One possible compromise is to put them in fcntl.h under
#ifdef __KERNEL__
Very controversial, yes, I know.
The whole concept of mixing functional flags (i.e. AT_STATX_*)
with lookup AT_* flags is controversial to begin with, not to
mention flag overload for different syscalls (i.e. AT_EACCESS/
AT_REMOVEDIR/AT_HANDLE_FID).
But since we have accepted this necessary evil, I think that at least
we could explicitly partition the AT_ flags namespace and declare:
#ifdef __KERNEL__
AT_LOOKUP_FLAGS_MASK ...
AT_MOUNT_FLAGS_MASK AT_RECURSIVE
AT_SYSCALL_PRIVATE_MASK AT_EACCESS
AT_SYNC_TYPE_MASK AT_STATX_SYNC_TYPE
AT_KERNEL_INTERNAL_MASK 0x80000000
#endif
Sfefan,
I feel that I have to stress the point that this is only *my* opinion and
I accept that others (like some vfs co-maintains..) may passionately
disagree to further pollute the AT_ flags namespace.

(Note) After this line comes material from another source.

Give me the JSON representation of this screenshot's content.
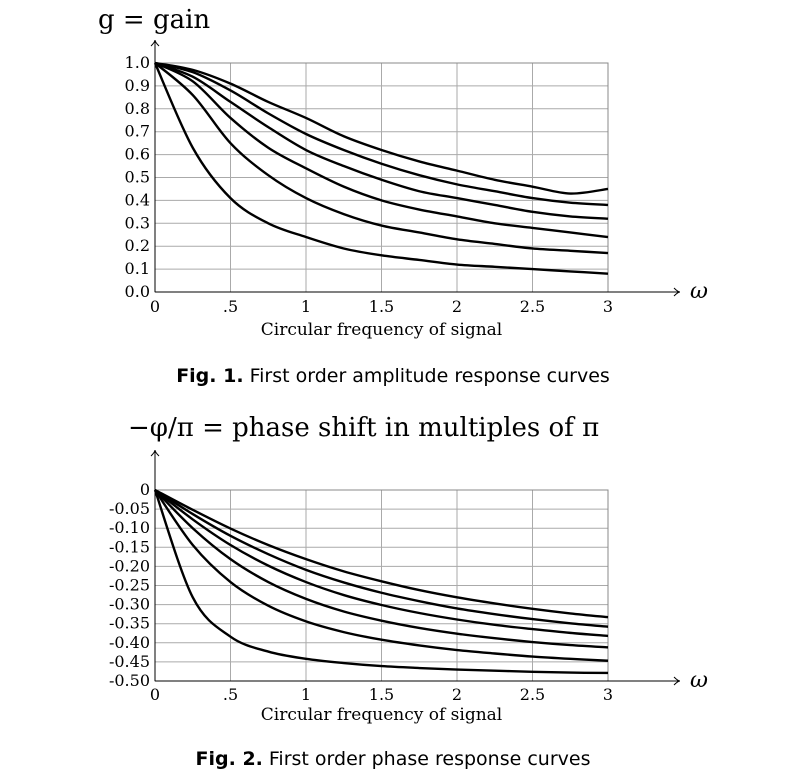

The advantage of the AT_KERNEL_INTERNAL_MASK is that it is
in no way exposed to users via ABI, so if we decide to undo this
decision anytime in the future and reclaim the internal AT_ flags,
we could do that.
IMO, this is a decent compromise compared to the very noisy
patch that adds another flags argument to ->getattr() just to fix
this IMA/overlayfs corner case.
Thanks,
Amir.